Да, конечно, всё-таки в итоге двух с половиной лет службы я окреп, чему-то научился. Но только не снарядовой гимнастике! В обязательный минимум солдатских упражнений входит, например, упражнение на «перекладине» (русопятское переложение слова турник). Прекрасно помню до сих пор, что нужно было сделать: подойдя к снаряду – подпрыгнуть, зависнуть, держась за турник обеими руками. Затем, чуть подтянувшись, вытянуть ноги вперёд и одной из них – левой – зацепиться за турник, вися на нём внутренней частью коленного сустава. Затем – энергичный «мах» вытянутой правой ногой.

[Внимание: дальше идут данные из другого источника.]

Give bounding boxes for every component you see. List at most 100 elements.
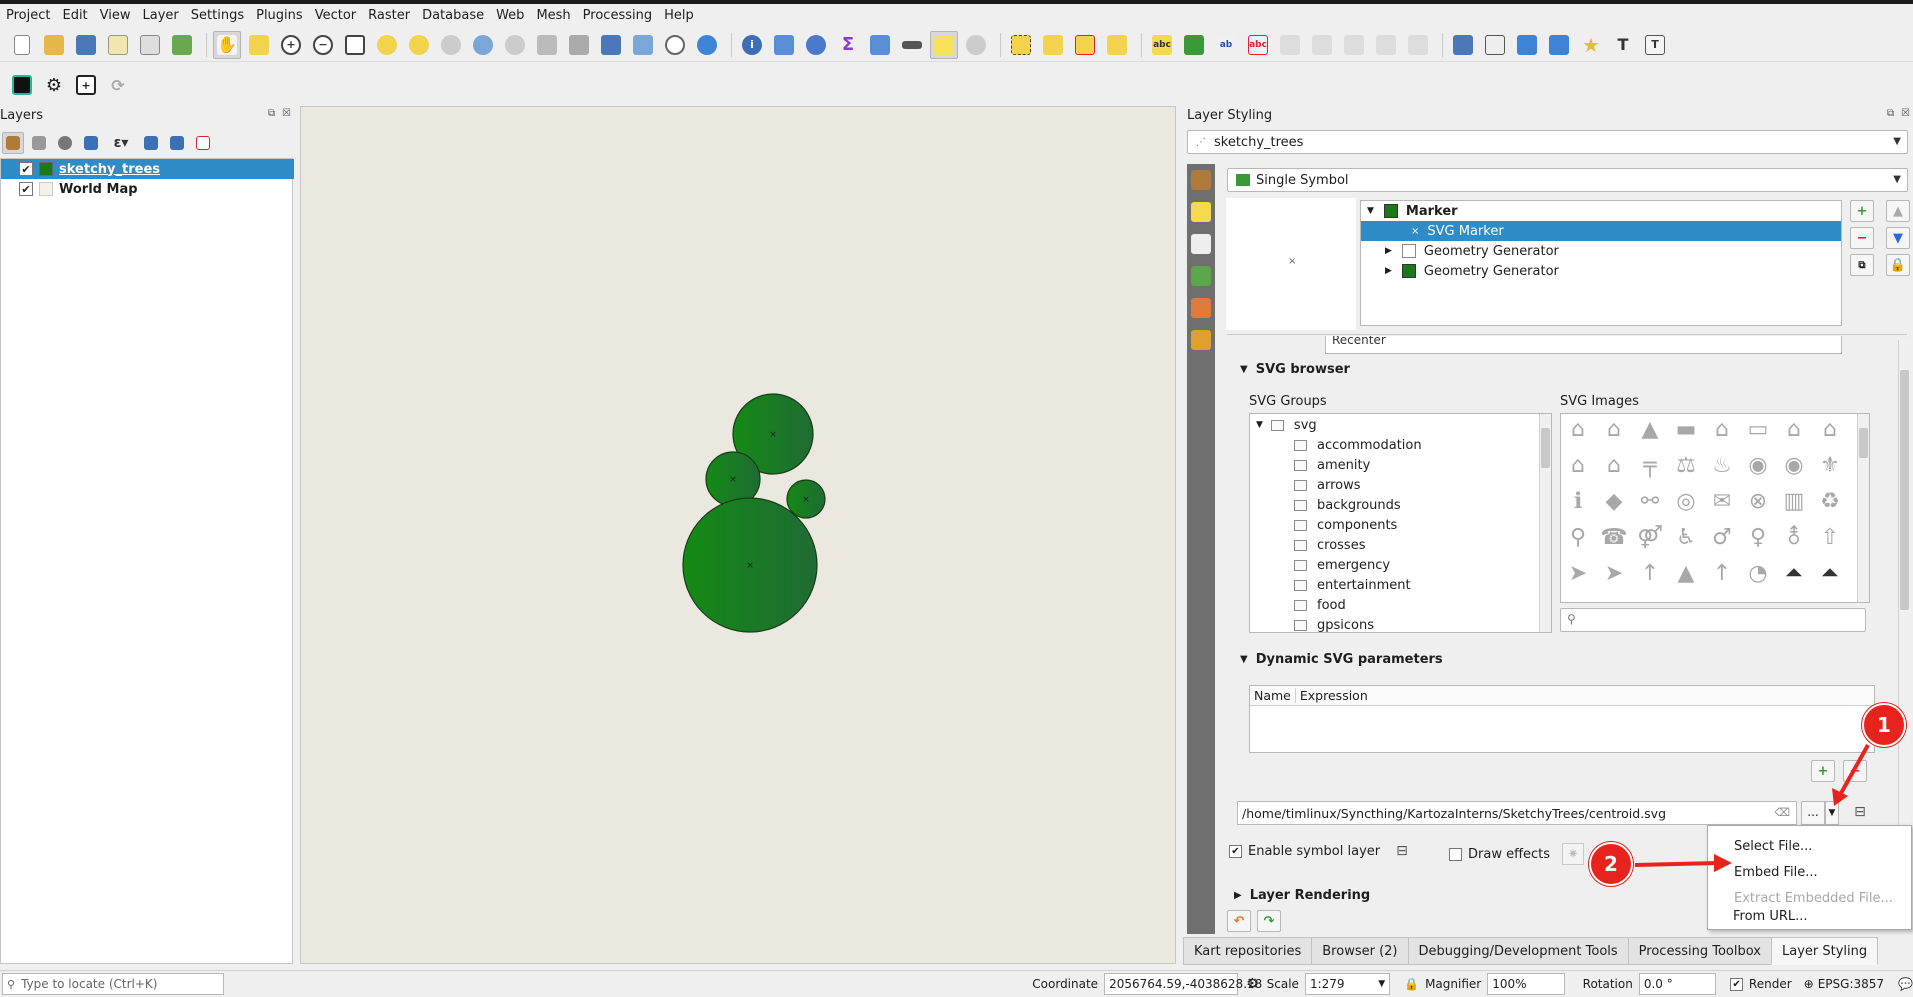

И «сед» на перекладину: сперва – верхом. А затем – перекинув и другую ногу – обеими ягодицами на трубе! В итоге – соскок и «основная стойка» Всё это помню, включая терминологию: «вис», «мах», «сед»… но ни то, ни другое, ни третье у меня так ни разу и не получилось. На перекладину меня дружно выталкивали под зад не без усилий, а уж обхохатывались…
Но между своими – это ещё полбеды. А вот что делать, когда приезжает комиссия из штаба дивизии, армии, а то и округа?! Например. при инспекторской поверке…
Ни Андрусенке, ни его преемникам (бравому лейтенанту вскоре добавили звёздочку и повысили: назначили командиром огневого взвода 3-й батареи) меня показывать инспекторам было невыгодно. Поэтому в день поверки меня отправляли в какой-нибудь суточный наряд: то – на кухню, то – дневальным. Короче – прятали. Это устраивало всех, и в первую очередь – меня.
Так было в течение всей службы. Но после двух её лет я вознамерился сдавать на звание младшего лейтенанта запаса. Это мне разрешалось как лицу с высшим образованием. В случае успешной сдачи меня по присвоении звания должны немедленно демобилизовать. Такая льгота давала выигрыш почти в целый год. Однако предстояло сдать экстерном все предусмотренные экзамены - в том числе, конечно, и «физо».
Фактически, только оно и заставляло меня по-настоящему волноваться за результат. Даже строевая подготовка не пугала: по этой специфически военной дисциплине у меня всегда была твёрдая солдатская пятёрка - маршировать (см. «Вступительную главу») я любил с детства.
Как ожидал, так и вышло. Даже свирепый строевик, принимавший у нас, служивших в дивизии четырёх бывших учителей, этот экзамен, - даже такой служака поставил мне твёрдую офицерскую «тройку». Особенно ему понравилось, как чётко и громко я отдавал команды: это также было предусмотрено программой.
А вот на экзамене по «физо» я, естественно, оскандалился. Однако принимавший экзамен офицер и ухом не повёл. Он просто поставил мне искомую «тройку» - и дело с концом. Человек понимал: если я всему этому не научился за два года, то ведь и третий вряд ли поможет.